I just couldn’t wrap my head around the magnitude of that number. Could that many marketers in 2012 be that disconnected from the modern tools of their trade? I can imagine a lot of excuses — semi-legitimate reasons for why some marketers might still be out of that loop — but not enough to justify 59%.
So last night, after a shot of whiskey, I went looking for corroborating or dissenting evidence.
Luckily (?) I found the latter:
A recent webinar by Laura McLellan of Gartner — Profile of Marketing as a Major Technology Buyer — included a slide claiming that now almost all marketers have responsibility for choosing marketing technology.
Of 251 marketing managers surveyed in the U.S. and Europe in May 2012, 62% reported that marketing has total responsibility for choosing and managing marketing technology; another 35% claimed some responsibility; and only 3% said they had no responsibility.

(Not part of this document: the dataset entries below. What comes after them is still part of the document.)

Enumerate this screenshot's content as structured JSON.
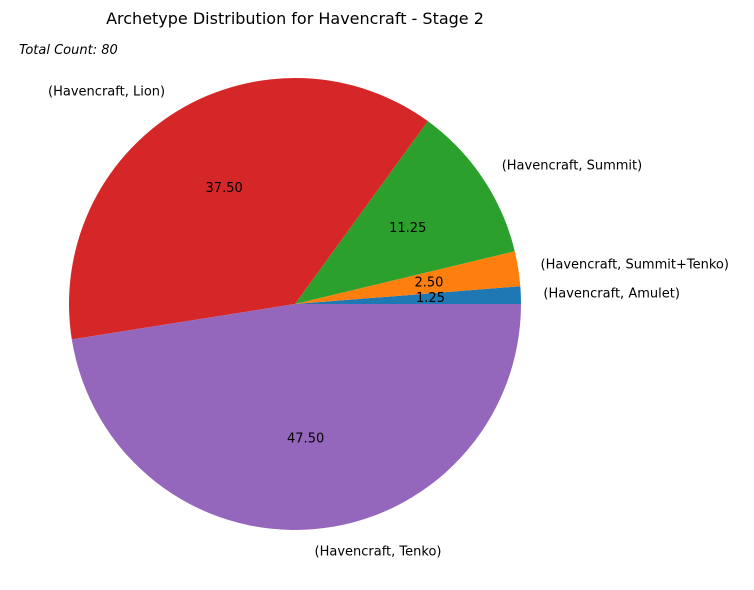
{
  "chart_data": {
    "type": "pie",
    "title": "Archetype Distribution for Havencraft - Stage 2",
    "annotation": "Total Count: 80",
    "start_angle_deg": 0,
    "direction": "counterclockwise",
    "legend": "none",
    "slices": [
      {
        "label": "(Havencraft, Amulet)",
        "value": 1.25,
        "display": "1.25",
        "color": "#1f77b4"
      },
      {
        "label": "(Havencraft, Summit+Tenko)",
        "value": 2.5,
        "display": "2.50",
        "color": "#ff7f0e"
      },
      {
        "label": "(Havencraft, Summit)",
        "value": 11.25,
        "display": "11.25",
        "color": "#2ca02c"
      },
      {
        "label": "(Havencraft, Lion)",
        "value": 37.5,
        "display": "37.50",
        "color": "#d62728"
      },
      {
        "label": "(Havencraft, Tenko)",
        "value": 47.5,
        "display": "47.50",
        "color": "#9467bd"
      }
    ]
  }
}
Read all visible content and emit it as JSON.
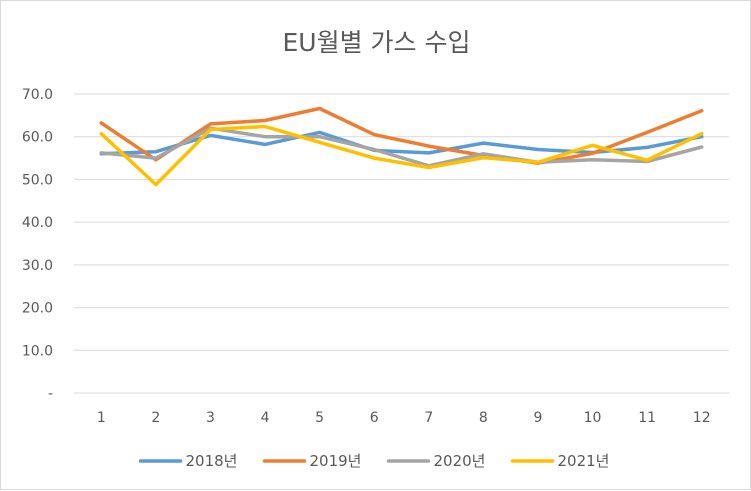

That sounds more like what I expected! In fact, it sounds better than I expected.
But how could this be so different than the report from yesterday’s post? I know the folks at both ITSMA and Gartner, and I have high regard for their research discipline — so I don’t doubt the methodology or math of either of these reports. Instead, I think the difference can be attributed to a combination of the following factors:
- The survey questions — and the context in which they were presented — are subtly but significantly different: having “responsibility” for something may be easier to acknowledge than identifying particular steps of formal technical purchase funnel such as “specification,” “recommendation,” and “selection.”
- Particularly in large companies, different people in the same marketing department may have different views of the technology adoption process; it’s conceivable that a non-technical marketing manager working on specific programs may not be fully aware of the role that a marketing operations or marketing technology team plays in the process.
- There are a lot of different companies out there, and in both cases, these surveys have relatively small sample sizes (N=155 and N=251 respectively); each of them may have been drawing from different sets — some sort of selection bias — or simply encountering normal statistical variance across such a large and diverse population.
In other word, these results aren’t apples-to-apples comparisons.
Nonetheless, the gulf between these two reports serves as a cautionary reminder of the varied and evolving state of marketing technology management today. If the answer changes depending on who you ask, when you ask, and how you phrase the question, then we know the journey isn’t over yet.
The real question is: who controls marketing technology in your organization?